There is a definite change in scenery and the overall "vibe" as we hoof our way from downtown into South Philly. It's a little grittier and the people seem a bit more guarded, though not unfriendly. We find ourselves amongst Vietnamese pho houses, a Chinese dim sum buffet (which seems like a either a contradiction or a delicious slice of heaven to me) and a Hispanic flea market. Two blocks later we're opposite the famous Philadelphia Italian Market on the edge of Little Italy. It's like an urban version of Epcot baby! We head down the street passing pizza joints, Greek diners and one place where you can buy live poultry, presumably to butcher at home. That's when I see it up ahead...a swarm of people, slow-moving traffic and the sign reading "Geno's". We have made it to cheesesteak mecca!

The line is longer at Pat's, so we head over to Geno's. It's easy to pick out the locals immediately: they know exactly how to order. "Steak wit" or "steak witout", meaning a cheesesteak with onions and cheese or without. Cheese choices include provolone, American or Cheese Whiz. I've been in town for two days before Jeremy arrived and I've been meticulously coached by some locals on how to order. "Steak wit onions 'n whiz please," I declare at the window. "Please" clearly gave me away as a tourist and my order taker raises her eyebrows and gives a slight "MmHmf." Dammit! I wanted to blend.
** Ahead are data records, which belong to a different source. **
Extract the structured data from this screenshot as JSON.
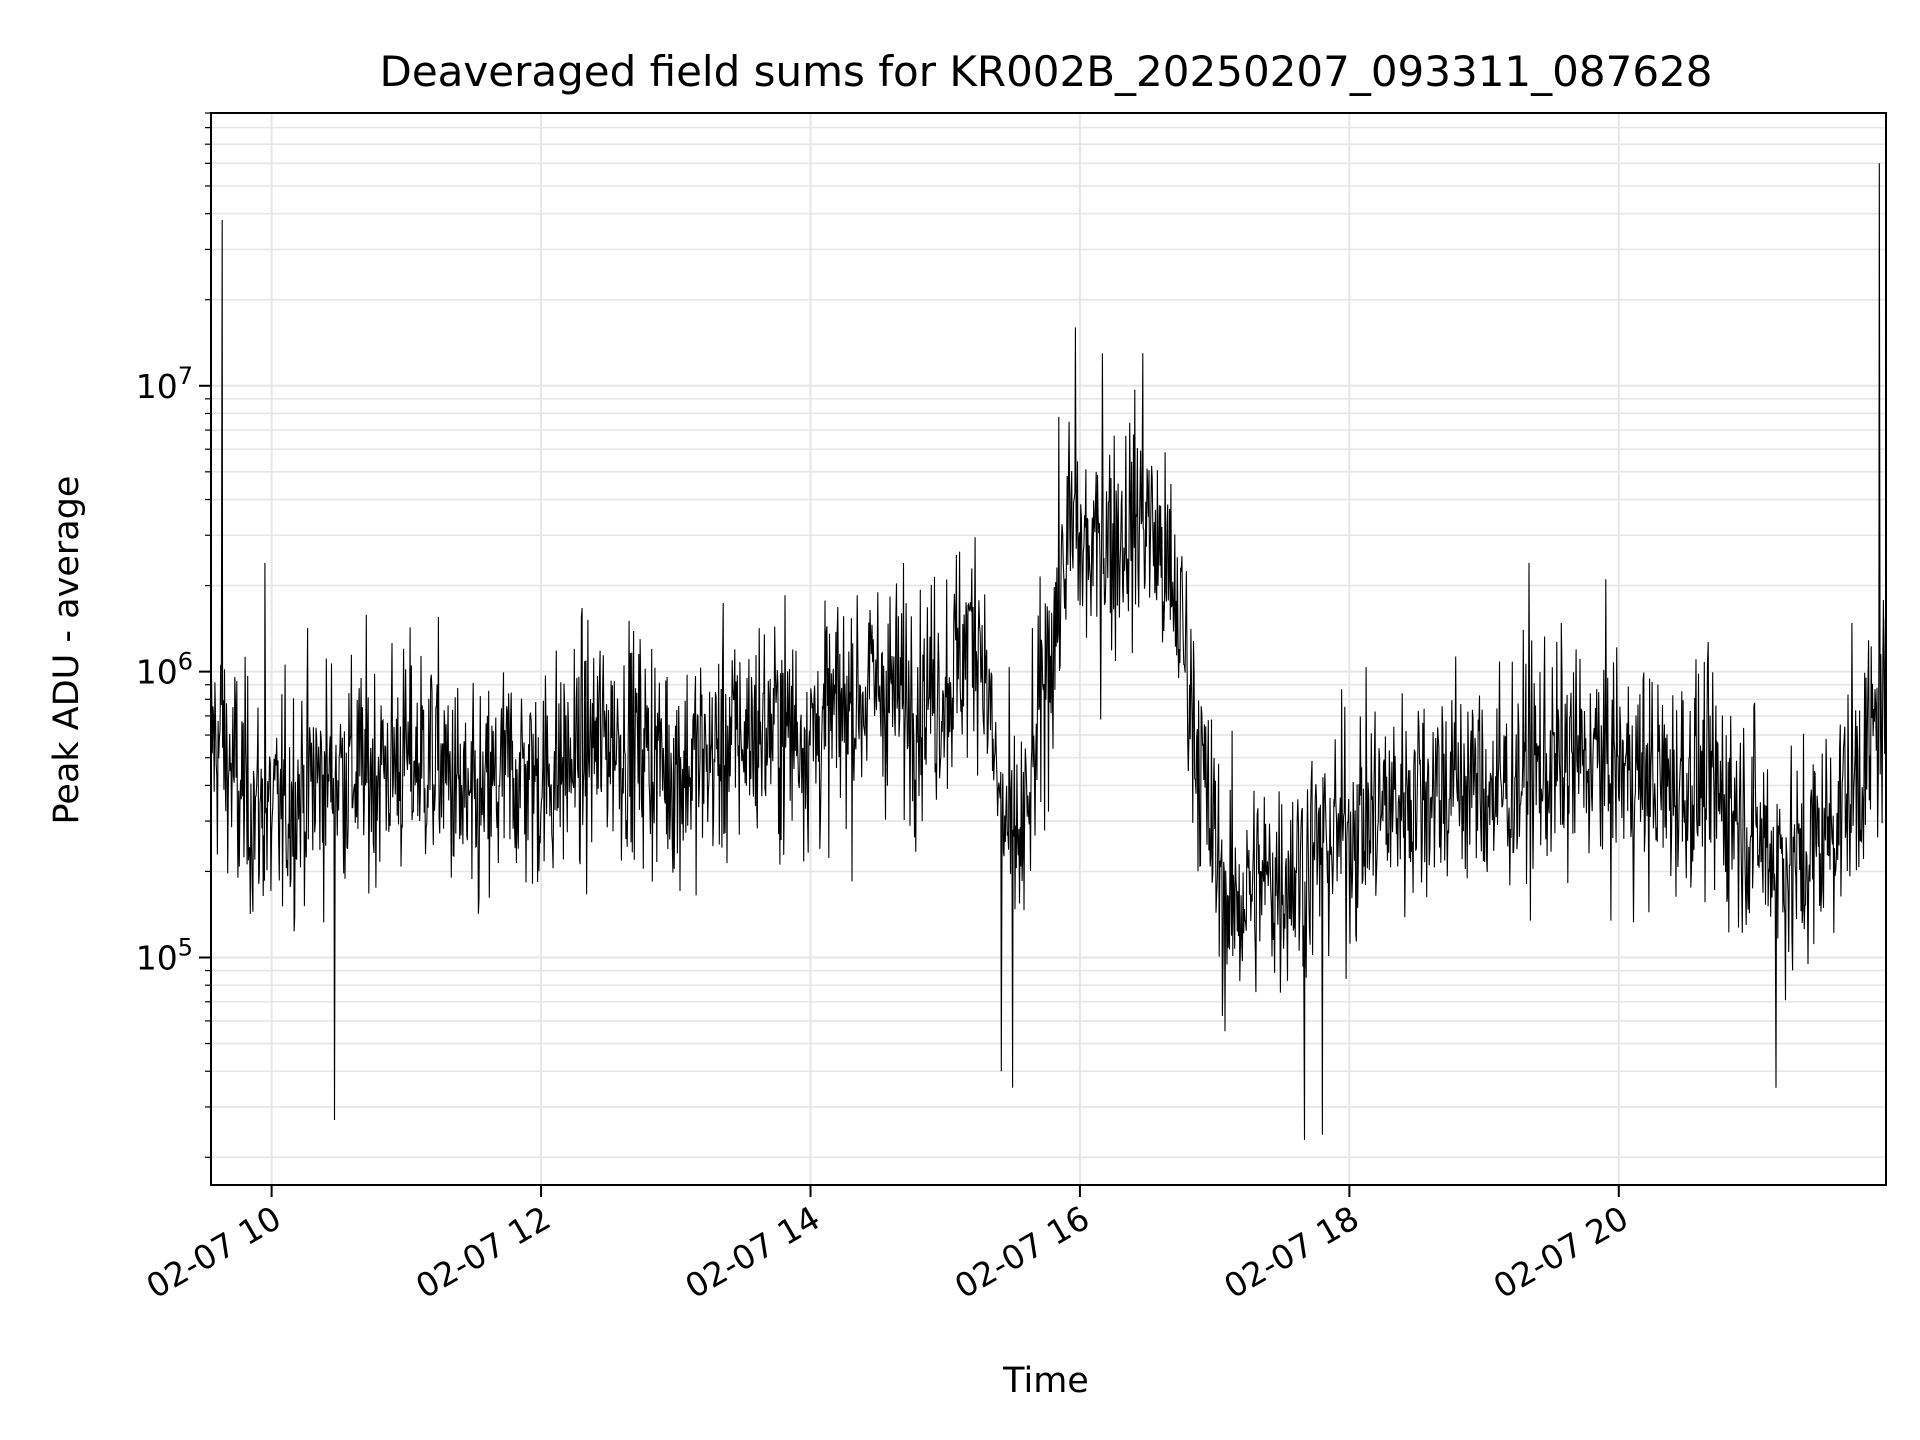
{
  "chart_data": {
    "type": "line",
    "title": "Deaveraged field sums for KR002B_20250207_093311_087628",
    "xlabel": "Time",
    "ylabel": "Peak ADU - average",
    "xlim": [
      "02-07 09:33",
      "02-07 21:59"
    ],
    "ylim": [
      16000,
      90000000
    ],
    "yscale": "log",
    "grid": true,
    "x_ticks": [
      {
        "label": "02-07 10",
        "hour": 10
      },
      {
        "label": "02-07 12",
        "hour": 12
      },
      {
        "label": "02-07 14",
        "hour": 14
      },
      {
        "label": "02-07 16",
        "hour": 16
      },
      {
        "label": "02-07 18",
        "hour": 18
      },
      {
        "label": "02-07 20",
        "hour": 20
      }
    ],
    "y_ticks": [
      {
        "base": "10",
        "exp": "5",
        "value": 100000
      },
      {
        "base": "10",
        "exp": "6",
        "value": 1000000
      },
      {
        "base": "10",
        "exp": "7",
        "value": 10000000
      }
    ],
    "series": [
      {
        "color": "#000000",
        "x": [
          "09:33",
          "09:40",
          "09:50",
          "10:00",
          "10:15",
          "10:30",
          "10:45",
          "11:00",
          "11:15",
          "11:30",
          "11:45",
          "12:00",
          "12:15",
          "12:30",
          "12:45",
          "13:00",
          "13:15",
          "13:30",
          "13:45",
          "14:00",
          "14:15",
          "14:30",
          "14:45",
          "15:00",
          "15:15",
          "15:25",
          "15:35",
          "15:45",
          "15:55",
          "16:05",
          "16:15",
          "16:30",
          "16:45",
          "16:55",
          "17:05",
          "17:20",
          "17:35",
          "17:50",
          "18:05",
          "18:20",
          "18:35",
          "18:50",
          "19:05",
          "19:20",
          "19:35",
          "19:50",
          "20:05",
          "20:20",
          "20:35",
          "20:50",
          "21:05",
          "21:20",
          "21:35",
          "21:50",
          "21:59"
        ],
        "y": [
          600000,
          500000,
          350000,
          300000,
          400000,
          450000,
          450000,
          500000,
          480000,
          300000,
          450000,
          420000,
          500000,
          600000,
          550000,
          450000,
          500000,
          600000,
          650000,
          600000,
          750000,
          900000,
          800000,
          900000,
          1500000,
          300000,
          250000,
          1000000,
          3000000,
          2500000,
          3000000,
          3500000,
          1500000,
          400000,
          150000,
          180000,
          200000,
          250000,
          300000,
          350000,
          400000,
          420000,
          380000,
          450000,
          480000,
          500000,
          450000,
          400000,
          420000,
          350000,
          250000,
          200000,
          300000,
          500000,
          800000
        ]
      }
    ],
    "spikes": [
      {
        "x": "09:38",
        "y": 38000000
      },
      {
        "x": "09:45",
        "y": 190000
      },
      {
        "x": "09:57",
        "y": 2400000
      },
      {
        "x": "10:28",
        "y": 27000
      },
      {
        "x": "15:25",
        "y": 40000
      },
      {
        "x": "15:30",
        "y": 35000
      },
      {
        "x": "15:58",
        "y": 16000000
      },
      {
        "x": "16:10",
        "y": 13000000
      },
      {
        "x": "16:28",
        "y": 13000000
      },
      {
        "x": "17:40",
        "y": 23000
      },
      {
        "x": "17:48",
        "y": 24000
      },
      {
        "x": "19:20",
        "y": 2400000
      },
      {
        "x": "21:10",
        "y": 35000
      },
      {
        "x": "21:56",
        "y": 60000000
      }
    ]
  }
}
Jeremy has stepped down to the other window to order a soda. I grab our paper-wrapped steak and ask him to also order some cheesefries. There's something about fries smothered in Cheese Whiz that I find strangely fascinating. Like a bad car accident or a Snoop Dog song and I can't resist.
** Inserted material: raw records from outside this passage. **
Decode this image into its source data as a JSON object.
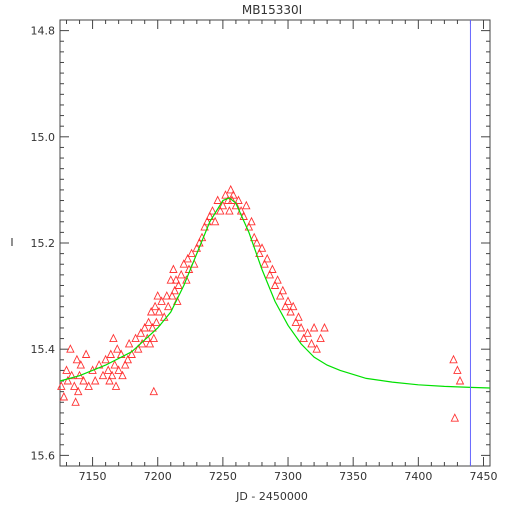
{
  "chart_data": {
    "type": "scatter",
    "title": "MB15330I",
    "xlabel": "JD - 2450000",
    "ylabel": "I",
    "xlim": [
      7125,
      7455
    ],
    "ylim": [
      15.62,
      14.78
    ],
    "y_axis_inverted": true,
    "x_ticks": [
      7150,
      7200,
      7250,
      7300,
      7350,
      7400,
      7450
    ],
    "y_ticks": [
      14.8,
      15.0,
      15.2,
      15.4,
      15.6
    ],
    "x_tick_labels": [
      "7150",
      "7200",
      "7250",
      "7300",
      "7350",
      "7400",
      "7450"
    ],
    "y_tick_labels": [
      "14.8",
      "15.0",
      "15.2",
      "15.4",
      "15.6"
    ],
    "grid": false,
    "series": [
      {
        "type": "scatter",
        "marker": "triangle-open",
        "color": "#ff3333",
        "x": [
          7126,
          7128,
          7130,
          7131,
          7133,
          7134,
          7136,
          7137,
          7138,
          7139,
          7140,
          7141,
          7143,
          7145,
          7147,
          7150,
          7152,
          7155,
          7158,
          7160,
          7162,
          7163,
          7164,
          7165,
          7166,
          7167,
          7168,
          7169,
          7170,
          7172,
          7173,
          7175,
          7177,
          7178,
          7180,
          7183,
          7185,
          7187,
          7188,
          7190,
          7192,
          7193,
          7194,
          7195,
          7196,
          7197,
          7198,
          7199,
          7200,
          7201,
          7203,
          7205,
          7207,
          7208,
          7210,
          7211,
          7212,
          7213,
          7214,
          7215,
          7216,
          7218,
          7220,
          7222,
          7223,
          7224,
          7226,
          7228,
          7230,
          7232,
          7234,
          7236,
          7238,
          7240,
          7242,
          7244,
          7246,
          7248,
          7250,
          7252,
          7254,
          7255,
          7256,
          7257,
          7258,
          7260,
          7262,
          7264,
          7266,
          7268,
          7270,
          7272,
          7274,
          7276,
          7278,
          7280,
          7282,
          7284,
          7286,
          7288,
          7290,
          7292,
          7294,
          7296,
          7298,
          7300,
          7302,
          7304,
          7306,
          7308,
          7310,
          7312,
          7315,
          7318,
          7320,
          7322,
          7325,
          7328,
          7197,
          7427,
          7428,
          7430,
          7432
        ],
        "y": [
          15.47,
          15.49,
          15.44,
          15.46,
          15.4,
          15.45,
          15.47,
          15.5,
          15.42,
          15.48,
          15.45,
          15.43,
          15.46,
          15.41,
          15.47,
          15.44,
          15.46,
          15.43,
          15.45,
          15.42,
          15.44,
          15.46,
          15.41,
          15.45,
          15.38,
          15.43,
          15.47,
          15.4,
          15.44,
          15.41,
          15.45,
          15.43,
          15.42,
          15.39,
          15.41,
          15.38,
          15.4,
          15.37,
          15.39,
          15.36,
          15.38,
          15.35,
          15.39,
          15.33,
          15.36,
          15.38,
          15.32,
          15.35,
          15.3,
          15.33,
          15.31,
          15.34,
          15.3,
          15.32,
          15.27,
          15.3,
          15.25,
          15.29,
          15.27,
          15.31,
          15.28,
          15.26,
          15.24,
          15.27,
          15.23,
          15.25,
          15.22,
          15.24,
          15.21,
          15.2,
          15.19,
          15.17,
          15.16,
          15.15,
          15.14,
          15.16,
          15.12,
          15.14,
          15.13,
          15.11,
          15.12,
          15.14,
          15.1,
          15.12,
          15.11,
          15.13,
          15.12,
          15.14,
          15.15,
          15.13,
          15.17,
          15.16,
          15.19,
          15.2,
          15.22,
          15.21,
          15.24,
          15.23,
          15.26,
          15.25,
          15.28,
          15.27,
          15.3,
          15.29,
          15.32,
          15.31,
          15.33,
          15.32,
          15.35,
          15.34,
          15.36,
          15.38,
          15.37,
          15.39,
          15.36,
          15.4,
          15.38,
          15.36,
          15.48,
          15.42,
          15.53,
          15.44,
          15.46
        ]
      },
      {
        "type": "line",
        "color": "#00e000",
        "x": [
          7125,
          7140,
          7160,
          7180,
          7200,
          7210,
          7220,
          7230,
          7240,
          7250,
          7255,
          7260,
          7270,
          7280,
          7290,
          7300,
          7310,
          7320,
          7330,
          7340,
          7360,
          7380,
          7400,
          7420,
          7440,
          7455
        ],
        "y": [
          15.46,
          15.45,
          15.43,
          15.405,
          15.36,
          15.33,
          15.28,
          15.22,
          15.16,
          15.12,
          15.115,
          15.125,
          15.18,
          15.25,
          15.31,
          15.355,
          15.39,
          15.415,
          15.43,
          15.44,
          15.455,
          15.462,
          15.467,
          15.47,
          15.472,
          15.473
        ]
      },
      {
        "type": "vertical-line",
        "color": "#6666ff",
        "x": 7440
      }
    ]
  }
}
We find am empty table and proceed to dig in, literally. I rip the cheesesteak in half as best I can. This bread is serious stuff. Not the wimpy sub bread or hoagie roll I was expecting. (A word of warning—don't talk about hoagies to folks in Philly. Like cheesesteaks, it's kind of a religion and it will get weird and drawn out. Trust me on this.) The roll has a stiff crisp crust and a chewy center. The steak is thinly sliced, topped with chunks of sweet grilled onions and covered in bright orange Whiz. It's very messy, dripping down my hands, but also very, very tasty. The bread is quite addictive and I find myself wanting more when I finish my half. This is nothing like any cheesesteaks I've had in the Midwest.
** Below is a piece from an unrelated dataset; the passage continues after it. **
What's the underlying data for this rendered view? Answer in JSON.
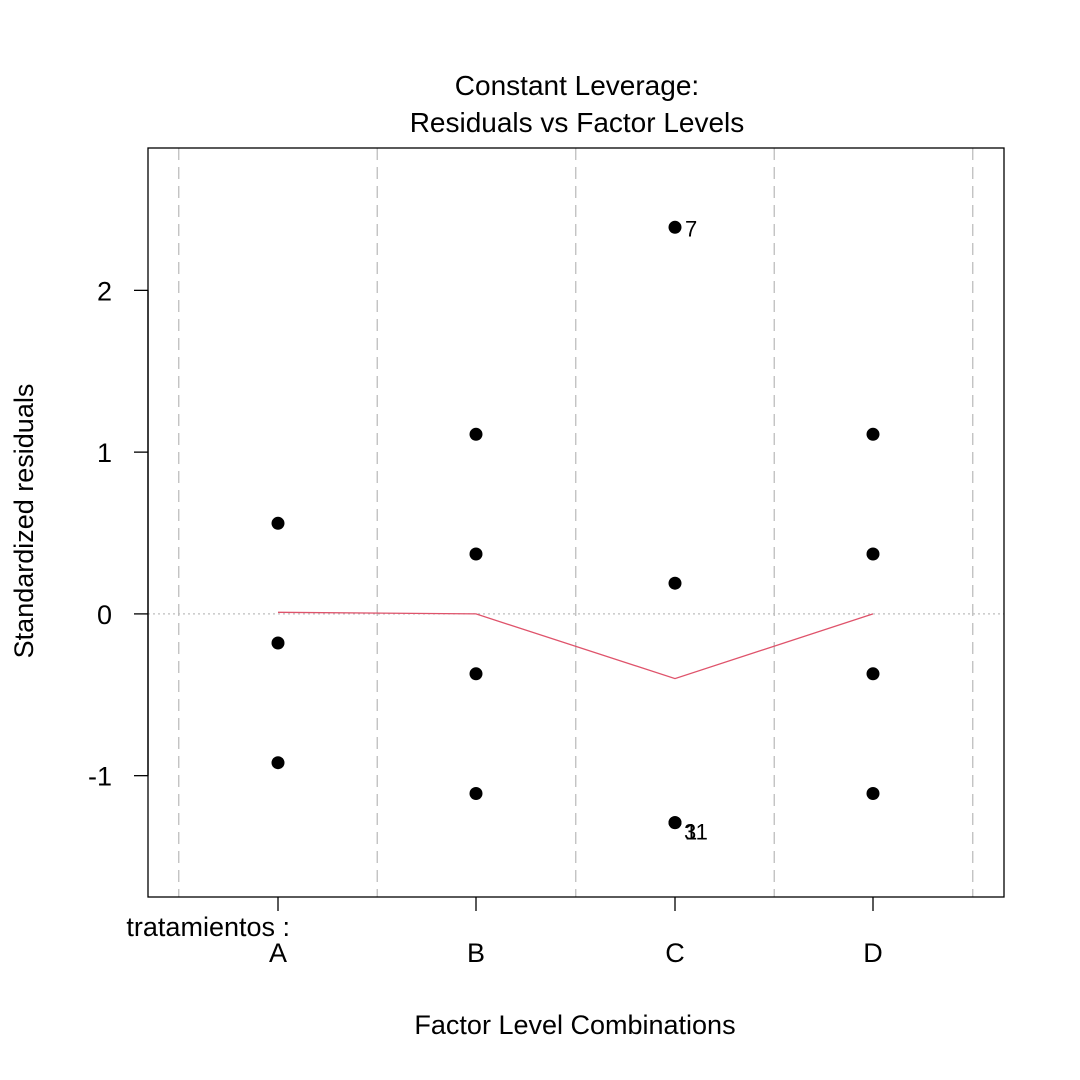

After a quick clean-up we head across the street and get into line at Pat's, where they post a sign with directions ordering. Jeremy gets a "steak wit onions and provolone" and after much jockeying for a table, we end up standing at a counter. The bread is virtually the same, but everything else is different. The steak is haphazardly chopped with lots of fatty blobs and gristle. The onions are finely diced but tasteless. The provolone is stuck to the bread, barely melted and adds no flavor. Like Geno's, it's a messy drippy process to eat. But after about five bites in, I decide it's no longer worth it and toss the rest. Clearly, I'm a Geno's girl!